In Mick Farren's latest book, he examines the history and sociological significance of amphetamine and discovers (not too surprisingly) that the use of speed is woven throughout the tapestry of 20th century culture. Invented initially as a bronchodilator at the beginning of the industrial age, it didn't take long before Benzedrine became the fuel of the burgeoning entertainment industry, the assembly line industrial model and the war machines of governments across the globe.
In Farren's inimitable gonzo journalistic style, he reveals the untold history of the one of the most influential forces on human development- how amphetamines were invented, how they found there way into mainstream culture, and how they remained legal while other drugs suffered from political prohibitions.

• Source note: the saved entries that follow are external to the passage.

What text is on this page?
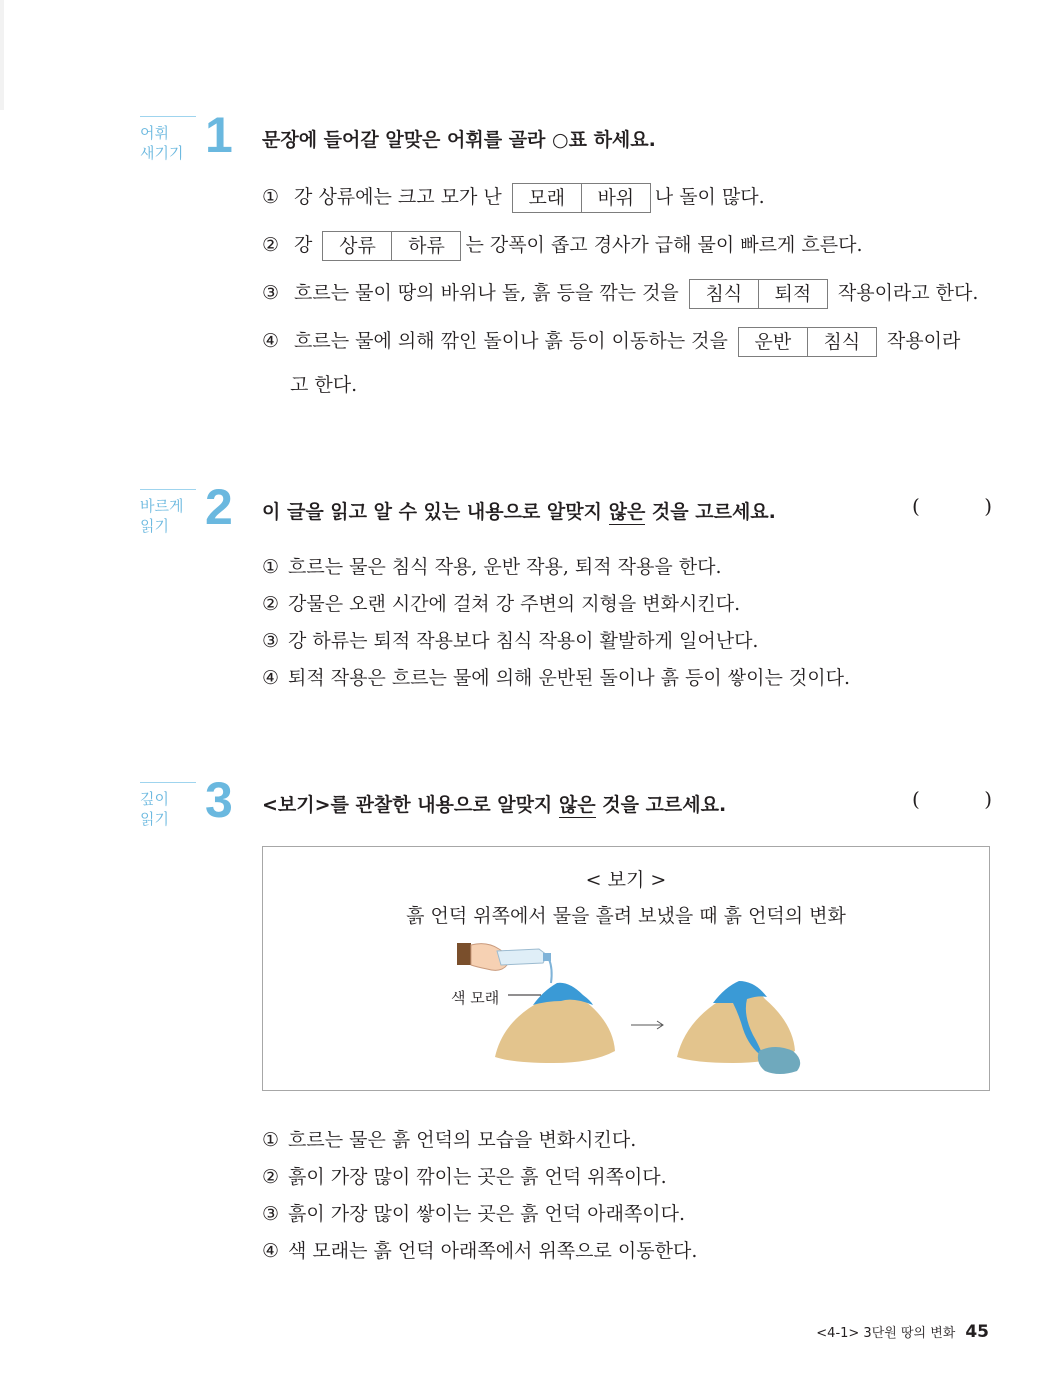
어휘
새기기 1 문장에 들어갈 알맞은 어휘를 골라 ○표 하세요.
① 강 상류에는 크고 모가 난	모래	바위	나 돌이 많다.
② 강	상류	하류	는 강폭이 좁고 경사가 급해 물이 빠르게 흐른다.
③ 흐르는 물이 땅의 바위나 돌, 흙 등을 깎는 것을	침식	퇴적	작용이라고 한다.
④ 흐르는 물에 의해 깎인 돌이나 흙 등이 이동하는 것을	운반	침식	작용이라
고 한다.
바르게
읽기 2 이 글을 읽고 알 수 있는 내용으로 알맞지 않은 것을 고르세요.	(	)
① 흐르는 물은 침식 작용, 운반 작용, 퇴적 작용을 한다.
② 강물은 오랜 시간에 걸쳐 강 주변의 지형을 변화시킨다.
③ 강 하류는 퇴적 작용보다 침식 작용이 활발하게 일어난다.
④ 퇴적 작용은 흐르는 물에 의해 운반된 돌이나 흙 등이 쌓이는 것이다.
깊이
읽기 3 <보기>를 관찰한 내용으로 알맞지 않은 것을 고르세요.	(	)
< 보기 >
흙 언덕 위쪽에서 물을 흘려 보냈을 때 흙 언덕의 변화
색 모래
① 흐르는 물은 흙 언덕의 모습을 변화시킨다.
② 흙이 가장 많이 깎이는 곳은 흙 언덕 위쪽이다.
③ 흙이 가장 많이 쌓이는 곳은 흙 언덕 아래쪽이다.
④ 색 모래는 흙 언덕 아래쪽에서 위쪽으로 이동한다.
<4-1> 3단원 땅의 변화 45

The history of speed, it turns out, is the history of power.
In 206 fast-paced pages (the book itself is shaped like a "black beauty") Farren rarely misses a beat and keeps the reader engaged with a mix of historical detail and political intrigue, topped off with an insiders look at the effects of speed on the psychedelic 60's, biker culture and the punk scene. Farren, as the lead singer of "The Deviants" and one of the godfathers of punk rock experienced that story first hand, and tells it with a survivor's sense of humor.
Mick Farren is the author of 23 science fiction novels and 11 non-fiction books, including The Hitchhikers Guide to Elvis, The Black Leather Jacket, and Give the Anarchist a Cigarette (his autobiography).